In 1959, a young man named Fred Moore came into the campus of Berkeley. As a young man with some radically
progressive ideas in mind, he quickly rose to fame in the anti-ROTC student protests, and became one
of the leaders of the student movement in the 1960s and 1970s.

Three major threads led to the birth of personal computing. Engelbart had this vision of creating
an augmenting device with the power of machines. Stolaroff was experimenting with this substance
that can expand on human creativity as well as human spirituality.
And Fred Moore set out on a crusade to spread freedom and peace. All three contributed to the creation of personal computing.

With funding from military, Engelbart continued his endeavor to Intelligence Augmentation.

On Dec 9, 1968, Engelbart introduced his system that works on a terminal with remote connections
through ARPANET in the annual Fall Joint Computer Conference. Dubbed “the mother of all demos”,
Engelbart and his team first demonstrated to the world the power of computers in empowering humans,
and inspired a generation of young engineers to join his team, or pursue smiliar goals.

Book also introduced many interesting and important figures that influenced that age, e.g.

  • John McCarthy: who was a legendary figure who led the development of Stanford AI Lab (SAIL),
    not too far from SRI, but with different goal in mind: AI should totally be overpower human mind.
  • Alan Kay: later the Turing Award laureate, the father of SamllTalk and the concept of Dynabook.
    He pioneered the research in language design and human computer interactions in Stanford.
  • Steward Brand: one of many influenced by Staroloff’s experiments on LSD. He later influenced the
    whole generation with the lengendary Whole Earth Catalog.
  • Jim Warren, a teacher in school at the time, he later was involved in the radical movements
    of Midpeninsula Free U movement, and founded the most respected West Coast Computer Faire,
    an annual convention for minicomputers. He was also the founder of Dr. Dobb’s Journal.
  • JCR Licklider, the head of DARPA and the early funder of Engelbart’s research.
  • Bill English, one of the engineers on Engelbart’s team, who later worked at Xerox PARC.
    He and Engelbart both shared credit for creating the world’s first mouse.

With visionary and persistent figures like Engelbart, to genius engineers like Bill English,
and student movement activists like Fred Moore, 1960s-1970s America, especially California,
saw the shift of engineers sterotypes from uptight traditional stereotypes they used to be, to the LSD-sipping
hippies who valued freedom and liberal ideas most, and pursued personal empowerment and individualism.
The engineers in this story had influences from the radical Californian shifts in ideologies and activism,
as well as the MIT hacker spirits. These people were not just geniuses, but
the ones who pursued individualism, and believed personal computers were the key to it.
And maybe that, in turn, pushed forward the development
of the most personal empowering device that we saw in the last century - personal computer.

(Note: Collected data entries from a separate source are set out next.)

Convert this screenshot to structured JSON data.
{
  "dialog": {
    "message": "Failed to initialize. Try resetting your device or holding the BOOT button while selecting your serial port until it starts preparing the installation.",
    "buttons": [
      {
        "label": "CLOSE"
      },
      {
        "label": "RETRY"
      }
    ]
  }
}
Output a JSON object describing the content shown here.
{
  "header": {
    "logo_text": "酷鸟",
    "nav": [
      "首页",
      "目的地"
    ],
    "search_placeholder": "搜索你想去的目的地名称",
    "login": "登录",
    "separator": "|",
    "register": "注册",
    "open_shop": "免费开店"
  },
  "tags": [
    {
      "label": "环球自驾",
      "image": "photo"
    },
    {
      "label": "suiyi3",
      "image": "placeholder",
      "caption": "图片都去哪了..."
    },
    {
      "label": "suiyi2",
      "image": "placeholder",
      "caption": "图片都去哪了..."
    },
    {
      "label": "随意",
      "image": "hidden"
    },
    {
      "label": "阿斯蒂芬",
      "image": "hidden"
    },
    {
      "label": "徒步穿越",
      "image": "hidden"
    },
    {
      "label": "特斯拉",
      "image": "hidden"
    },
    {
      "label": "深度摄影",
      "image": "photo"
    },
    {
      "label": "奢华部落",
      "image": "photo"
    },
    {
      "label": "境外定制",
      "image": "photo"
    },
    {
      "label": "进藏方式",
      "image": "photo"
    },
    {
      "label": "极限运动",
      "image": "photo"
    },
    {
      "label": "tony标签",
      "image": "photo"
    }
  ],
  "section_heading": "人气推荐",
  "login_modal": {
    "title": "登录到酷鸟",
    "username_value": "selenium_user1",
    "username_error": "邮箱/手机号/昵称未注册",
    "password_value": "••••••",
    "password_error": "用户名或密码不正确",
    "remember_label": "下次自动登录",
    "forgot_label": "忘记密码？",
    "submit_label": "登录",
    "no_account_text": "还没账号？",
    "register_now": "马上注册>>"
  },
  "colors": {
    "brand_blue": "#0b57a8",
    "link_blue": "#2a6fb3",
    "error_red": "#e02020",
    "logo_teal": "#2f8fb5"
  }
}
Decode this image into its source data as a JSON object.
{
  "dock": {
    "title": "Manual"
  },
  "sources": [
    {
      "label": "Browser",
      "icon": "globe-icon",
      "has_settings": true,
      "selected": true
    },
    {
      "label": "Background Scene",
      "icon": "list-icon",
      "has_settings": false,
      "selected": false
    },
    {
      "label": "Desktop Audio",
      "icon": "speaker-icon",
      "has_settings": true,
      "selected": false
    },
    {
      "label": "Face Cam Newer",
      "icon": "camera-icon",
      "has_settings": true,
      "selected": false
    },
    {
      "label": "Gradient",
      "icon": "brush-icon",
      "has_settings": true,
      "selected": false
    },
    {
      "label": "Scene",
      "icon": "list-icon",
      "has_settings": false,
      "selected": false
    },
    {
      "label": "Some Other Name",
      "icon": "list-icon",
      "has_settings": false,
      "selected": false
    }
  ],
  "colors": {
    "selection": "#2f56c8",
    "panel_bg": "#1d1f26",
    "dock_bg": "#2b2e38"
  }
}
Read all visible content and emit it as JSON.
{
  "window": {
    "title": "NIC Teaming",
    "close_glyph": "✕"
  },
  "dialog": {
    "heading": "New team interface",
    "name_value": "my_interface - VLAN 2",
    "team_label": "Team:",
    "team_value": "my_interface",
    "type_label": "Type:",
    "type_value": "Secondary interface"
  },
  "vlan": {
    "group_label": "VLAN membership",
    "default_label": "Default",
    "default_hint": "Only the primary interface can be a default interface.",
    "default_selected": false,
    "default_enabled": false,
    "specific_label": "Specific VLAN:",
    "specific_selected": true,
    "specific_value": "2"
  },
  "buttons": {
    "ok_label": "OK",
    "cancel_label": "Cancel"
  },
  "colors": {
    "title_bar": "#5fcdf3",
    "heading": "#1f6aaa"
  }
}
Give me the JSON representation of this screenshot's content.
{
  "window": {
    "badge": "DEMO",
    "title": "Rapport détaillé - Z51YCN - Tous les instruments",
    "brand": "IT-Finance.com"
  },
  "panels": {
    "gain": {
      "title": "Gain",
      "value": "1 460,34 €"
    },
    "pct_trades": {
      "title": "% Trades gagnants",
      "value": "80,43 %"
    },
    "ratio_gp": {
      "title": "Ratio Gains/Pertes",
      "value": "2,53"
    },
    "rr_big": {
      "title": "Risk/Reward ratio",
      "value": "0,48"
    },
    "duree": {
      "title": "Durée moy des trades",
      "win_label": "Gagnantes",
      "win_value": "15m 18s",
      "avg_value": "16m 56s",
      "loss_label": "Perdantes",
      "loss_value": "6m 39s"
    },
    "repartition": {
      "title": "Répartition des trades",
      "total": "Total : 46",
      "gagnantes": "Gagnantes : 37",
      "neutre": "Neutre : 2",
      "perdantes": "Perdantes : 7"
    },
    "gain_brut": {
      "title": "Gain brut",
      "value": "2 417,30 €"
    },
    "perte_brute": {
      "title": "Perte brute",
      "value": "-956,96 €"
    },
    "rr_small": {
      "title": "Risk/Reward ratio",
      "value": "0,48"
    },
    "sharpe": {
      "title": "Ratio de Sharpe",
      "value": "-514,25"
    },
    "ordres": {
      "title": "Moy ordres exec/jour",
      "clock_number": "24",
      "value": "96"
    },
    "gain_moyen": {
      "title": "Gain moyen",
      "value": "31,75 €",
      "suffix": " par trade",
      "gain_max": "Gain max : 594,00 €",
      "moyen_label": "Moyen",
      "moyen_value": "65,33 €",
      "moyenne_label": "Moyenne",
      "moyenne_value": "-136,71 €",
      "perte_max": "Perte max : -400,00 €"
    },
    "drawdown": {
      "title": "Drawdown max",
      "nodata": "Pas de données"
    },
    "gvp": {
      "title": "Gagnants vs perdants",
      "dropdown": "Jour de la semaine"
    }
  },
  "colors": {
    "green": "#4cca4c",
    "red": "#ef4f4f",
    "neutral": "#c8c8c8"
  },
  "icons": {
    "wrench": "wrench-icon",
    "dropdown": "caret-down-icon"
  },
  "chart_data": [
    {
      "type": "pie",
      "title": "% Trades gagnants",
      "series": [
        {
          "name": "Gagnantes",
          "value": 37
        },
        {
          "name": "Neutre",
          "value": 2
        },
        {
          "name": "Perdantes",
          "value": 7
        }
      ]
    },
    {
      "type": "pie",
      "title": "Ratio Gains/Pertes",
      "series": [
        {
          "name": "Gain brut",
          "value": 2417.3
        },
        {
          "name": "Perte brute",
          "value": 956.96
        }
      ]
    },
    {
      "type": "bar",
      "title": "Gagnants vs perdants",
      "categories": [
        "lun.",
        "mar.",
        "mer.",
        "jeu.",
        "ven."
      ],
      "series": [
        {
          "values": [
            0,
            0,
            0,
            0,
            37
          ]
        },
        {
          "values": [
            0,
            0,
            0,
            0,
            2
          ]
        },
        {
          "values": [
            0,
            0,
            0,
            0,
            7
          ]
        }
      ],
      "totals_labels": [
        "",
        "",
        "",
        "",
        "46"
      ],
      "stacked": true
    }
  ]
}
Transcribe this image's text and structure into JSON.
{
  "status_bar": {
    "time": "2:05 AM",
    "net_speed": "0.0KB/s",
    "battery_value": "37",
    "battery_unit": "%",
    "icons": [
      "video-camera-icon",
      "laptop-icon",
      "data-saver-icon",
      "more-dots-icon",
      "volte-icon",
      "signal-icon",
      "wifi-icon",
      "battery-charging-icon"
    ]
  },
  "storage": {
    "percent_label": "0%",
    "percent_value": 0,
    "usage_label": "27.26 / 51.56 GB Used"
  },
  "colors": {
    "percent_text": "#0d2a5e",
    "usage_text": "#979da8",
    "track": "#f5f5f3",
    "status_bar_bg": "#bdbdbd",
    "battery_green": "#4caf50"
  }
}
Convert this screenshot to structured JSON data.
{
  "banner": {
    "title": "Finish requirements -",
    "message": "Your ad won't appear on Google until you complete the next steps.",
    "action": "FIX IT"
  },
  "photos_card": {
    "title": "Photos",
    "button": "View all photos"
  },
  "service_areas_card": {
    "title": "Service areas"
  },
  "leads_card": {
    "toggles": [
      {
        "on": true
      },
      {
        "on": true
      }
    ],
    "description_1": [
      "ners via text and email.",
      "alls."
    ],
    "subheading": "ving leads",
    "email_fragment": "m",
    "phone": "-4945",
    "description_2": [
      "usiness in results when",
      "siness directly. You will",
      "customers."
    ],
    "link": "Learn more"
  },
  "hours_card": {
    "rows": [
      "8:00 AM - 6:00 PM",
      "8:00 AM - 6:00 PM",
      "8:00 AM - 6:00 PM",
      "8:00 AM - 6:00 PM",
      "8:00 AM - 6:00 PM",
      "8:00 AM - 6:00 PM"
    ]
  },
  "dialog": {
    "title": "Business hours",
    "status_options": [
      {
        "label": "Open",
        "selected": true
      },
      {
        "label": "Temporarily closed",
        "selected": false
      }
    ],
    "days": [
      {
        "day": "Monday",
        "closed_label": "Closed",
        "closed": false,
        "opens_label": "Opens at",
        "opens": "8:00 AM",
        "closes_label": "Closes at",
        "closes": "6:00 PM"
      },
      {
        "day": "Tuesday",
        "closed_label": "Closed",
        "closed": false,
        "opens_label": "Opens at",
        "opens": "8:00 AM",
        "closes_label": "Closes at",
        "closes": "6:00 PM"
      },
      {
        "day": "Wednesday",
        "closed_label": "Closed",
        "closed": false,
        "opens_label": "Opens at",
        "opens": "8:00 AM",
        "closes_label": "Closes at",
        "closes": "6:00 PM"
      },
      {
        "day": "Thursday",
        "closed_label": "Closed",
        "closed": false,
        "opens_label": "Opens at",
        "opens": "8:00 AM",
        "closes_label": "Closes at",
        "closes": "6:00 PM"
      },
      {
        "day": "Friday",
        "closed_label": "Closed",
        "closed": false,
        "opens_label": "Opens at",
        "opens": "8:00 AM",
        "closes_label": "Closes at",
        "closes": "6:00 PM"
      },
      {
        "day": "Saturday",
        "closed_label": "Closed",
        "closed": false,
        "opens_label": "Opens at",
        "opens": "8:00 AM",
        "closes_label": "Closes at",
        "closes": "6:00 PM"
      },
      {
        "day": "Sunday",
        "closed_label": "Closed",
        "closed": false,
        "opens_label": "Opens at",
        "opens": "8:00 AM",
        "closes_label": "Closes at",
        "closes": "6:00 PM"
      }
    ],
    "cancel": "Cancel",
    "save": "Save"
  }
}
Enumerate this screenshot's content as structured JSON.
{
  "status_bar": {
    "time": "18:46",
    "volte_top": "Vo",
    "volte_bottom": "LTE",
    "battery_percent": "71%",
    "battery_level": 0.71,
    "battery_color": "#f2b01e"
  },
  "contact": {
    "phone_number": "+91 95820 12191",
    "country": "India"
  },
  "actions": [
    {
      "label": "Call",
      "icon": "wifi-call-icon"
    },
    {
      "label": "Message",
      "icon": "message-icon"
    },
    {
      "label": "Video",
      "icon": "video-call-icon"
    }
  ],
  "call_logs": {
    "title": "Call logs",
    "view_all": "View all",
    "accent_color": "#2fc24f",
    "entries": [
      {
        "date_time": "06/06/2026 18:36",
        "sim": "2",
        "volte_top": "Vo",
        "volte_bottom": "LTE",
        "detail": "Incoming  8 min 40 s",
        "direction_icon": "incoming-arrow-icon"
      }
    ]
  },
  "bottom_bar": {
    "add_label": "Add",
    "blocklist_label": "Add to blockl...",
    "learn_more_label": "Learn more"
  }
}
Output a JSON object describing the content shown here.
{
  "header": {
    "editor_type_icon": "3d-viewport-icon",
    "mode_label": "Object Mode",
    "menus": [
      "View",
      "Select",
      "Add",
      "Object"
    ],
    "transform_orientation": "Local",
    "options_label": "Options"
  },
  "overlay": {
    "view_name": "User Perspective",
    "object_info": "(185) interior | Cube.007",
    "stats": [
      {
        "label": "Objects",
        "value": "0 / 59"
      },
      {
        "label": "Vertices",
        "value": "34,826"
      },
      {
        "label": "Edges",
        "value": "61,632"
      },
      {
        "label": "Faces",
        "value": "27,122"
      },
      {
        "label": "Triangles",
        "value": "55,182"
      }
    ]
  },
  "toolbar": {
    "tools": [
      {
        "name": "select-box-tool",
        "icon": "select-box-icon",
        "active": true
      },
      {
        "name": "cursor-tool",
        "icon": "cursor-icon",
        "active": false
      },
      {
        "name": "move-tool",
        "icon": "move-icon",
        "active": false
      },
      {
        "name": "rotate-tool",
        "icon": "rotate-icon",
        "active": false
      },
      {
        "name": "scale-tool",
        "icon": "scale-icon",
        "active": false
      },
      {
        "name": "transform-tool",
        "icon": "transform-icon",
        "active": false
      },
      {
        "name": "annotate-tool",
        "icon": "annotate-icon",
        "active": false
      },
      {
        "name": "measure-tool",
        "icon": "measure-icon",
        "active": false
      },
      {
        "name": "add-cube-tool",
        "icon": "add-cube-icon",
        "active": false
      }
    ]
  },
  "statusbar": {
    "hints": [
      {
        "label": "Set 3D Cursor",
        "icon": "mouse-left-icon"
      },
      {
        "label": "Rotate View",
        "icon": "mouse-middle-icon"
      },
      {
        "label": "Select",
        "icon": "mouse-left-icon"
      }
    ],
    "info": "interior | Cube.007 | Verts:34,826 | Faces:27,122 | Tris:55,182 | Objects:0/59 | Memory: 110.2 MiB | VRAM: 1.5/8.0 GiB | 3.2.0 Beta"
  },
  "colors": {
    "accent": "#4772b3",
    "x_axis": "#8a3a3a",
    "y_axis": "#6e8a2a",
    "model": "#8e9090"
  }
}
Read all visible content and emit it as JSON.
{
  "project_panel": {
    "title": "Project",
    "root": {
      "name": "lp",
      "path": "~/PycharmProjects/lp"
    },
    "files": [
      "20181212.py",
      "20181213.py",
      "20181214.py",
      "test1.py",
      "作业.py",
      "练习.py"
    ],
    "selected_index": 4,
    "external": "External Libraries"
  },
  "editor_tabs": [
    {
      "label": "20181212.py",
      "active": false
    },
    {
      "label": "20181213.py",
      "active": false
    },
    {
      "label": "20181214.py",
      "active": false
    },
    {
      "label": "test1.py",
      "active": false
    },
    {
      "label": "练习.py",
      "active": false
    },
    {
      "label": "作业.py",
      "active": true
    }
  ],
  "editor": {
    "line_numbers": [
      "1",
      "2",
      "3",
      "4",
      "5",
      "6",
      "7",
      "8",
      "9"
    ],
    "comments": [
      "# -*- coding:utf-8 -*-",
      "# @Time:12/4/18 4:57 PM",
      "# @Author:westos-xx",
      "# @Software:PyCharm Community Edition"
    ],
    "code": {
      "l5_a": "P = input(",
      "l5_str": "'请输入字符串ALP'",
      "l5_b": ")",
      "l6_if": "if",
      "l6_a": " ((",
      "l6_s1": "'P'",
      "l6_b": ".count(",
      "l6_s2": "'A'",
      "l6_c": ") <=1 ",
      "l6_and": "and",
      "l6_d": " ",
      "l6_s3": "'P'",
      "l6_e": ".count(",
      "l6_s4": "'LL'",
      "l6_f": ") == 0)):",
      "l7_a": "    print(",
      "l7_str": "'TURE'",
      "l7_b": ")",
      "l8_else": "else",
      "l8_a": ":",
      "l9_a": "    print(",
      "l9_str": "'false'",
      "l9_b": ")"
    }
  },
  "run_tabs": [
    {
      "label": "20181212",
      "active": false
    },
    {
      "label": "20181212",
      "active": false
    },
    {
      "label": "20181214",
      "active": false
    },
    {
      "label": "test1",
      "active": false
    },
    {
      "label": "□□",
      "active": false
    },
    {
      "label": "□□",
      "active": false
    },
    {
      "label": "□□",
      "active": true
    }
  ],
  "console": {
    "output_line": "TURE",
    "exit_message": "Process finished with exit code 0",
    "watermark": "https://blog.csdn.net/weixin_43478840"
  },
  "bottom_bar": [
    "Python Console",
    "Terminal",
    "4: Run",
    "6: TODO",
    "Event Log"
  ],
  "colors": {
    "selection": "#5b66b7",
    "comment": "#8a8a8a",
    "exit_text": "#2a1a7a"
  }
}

Though their efforts and visions were not immediately celebrated in their time, their
influenced from SRI, to Xerox PARC was felt throughout the world, when young Steven Jobs and Steven Wozniak
started from the Home-brew Computer Lab, and brought research ideas like GUI, mouse and personal
computing to the whole world.

In all it was a very interesting book that’s worth a read if you’re interested in computer development
at the age, and the tremendous stories behind how personal computing came into being.